I became a member of the Chula Vista City Council on May 5, 2002, following the resignation of Councilmember Robert Fox. Twenty-two applicants applied for the appointment to fill Mr. Fox’s term which expired in December 1996. I committed myself to the integrity and honesty that the citizens deserved. Because it was a time when the City Council was clearly split into two ideological factions, I was the “swing vote” on a number of controversial decisions we were to face. I never missed a City Council meeting or cast a vote I couldn’t feel good about explaining to my young children.

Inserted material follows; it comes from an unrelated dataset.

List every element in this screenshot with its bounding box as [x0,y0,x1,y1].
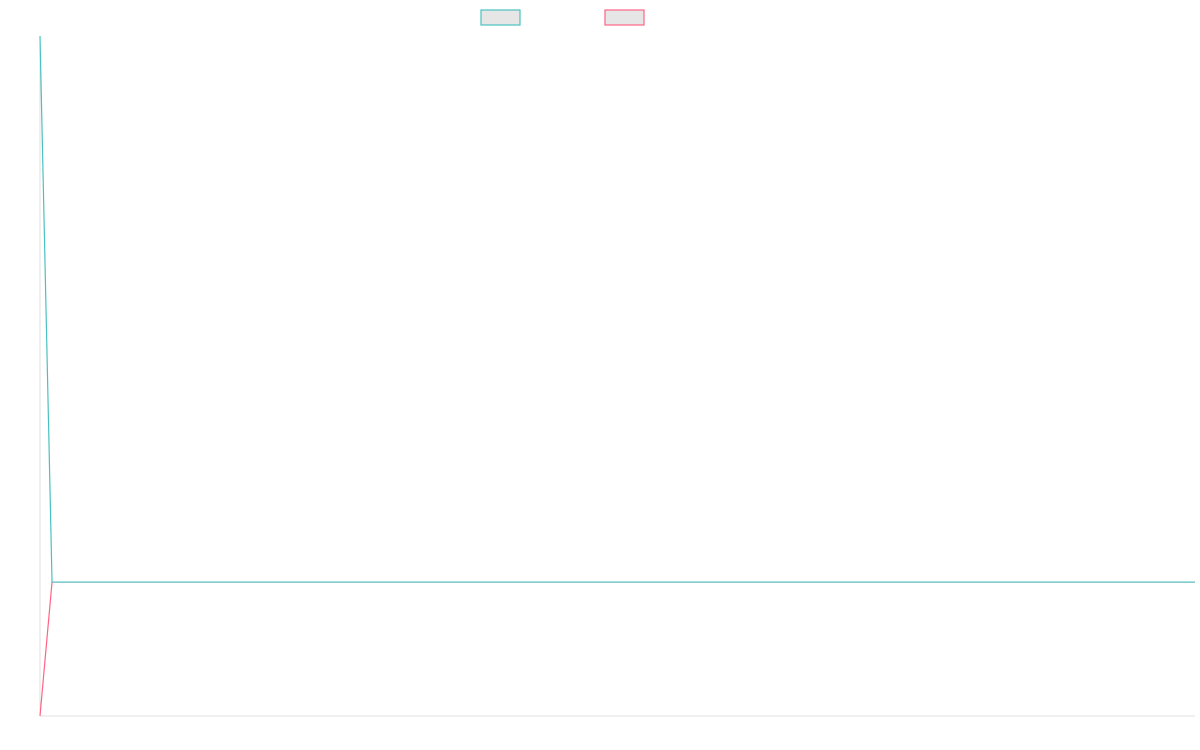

It was a busy 21 months. We annexed 35,000 acres of Otay Ranch, approved a controversial major amphitheater and a water park I brought to the City, made formal commitments to smarter land use growth, environmental sustainability and electronic (email and online) access to government by the public, dismissed a City Attorney, hired a new one, negotiated and settled a half dozen union contracts, and balanced multi-million dollar budgets. We spent way too much time in closed session discussing legal settlements. Often times, our meetings went on until late in the evening. We recommended guidelines for the bay front and managed land use concepts that lead to pedestrian-friendly development of the newly-annexed property.

One night during our extensive and excellent Otay Valley amphitheater debate was unique. After 2-3 hours of public, staff and council discussion, a sound test was set up by a developer who believed the noise from the amphitheater would be too loud for houses to be sold. In the dark, several of us rode in SUVs over the undeveloped terrain to hear the impact of dozens of huge speakers set up on the amphitheater site. We could hardly hear the sound during the test…and we subsequently approved what would become Universal’s major concert venue. Mayor Shirley Horton and I had joined others to tour amphitheaters around Southern California earlier in the process. It was an enlightening land use decision.

Most of the time, our votes were 5-0 decisions that were the result of well-vetted discussion and thorough staff work. It was hard to err when the staff did their jobs as well as we expected. They were solid and informative. A couple of times I found myself on the odd end of 4-1 votes. I resisted pressure from Councilmembers and the applicants and cast “no” votes for the Bonita Grande Hotel at the golf course on Bonita Road and the Broadway Business Homes. Neither project broke ground. I think I voted the right way.

I was of the opinion that most Councilmembers made their decisions before public testimony was heard, and that they took themselves too seriously. I was seldom afraid to inject a little humor into my comments, to laugh at myself or the process, or to be candid in my comments to the media and the public.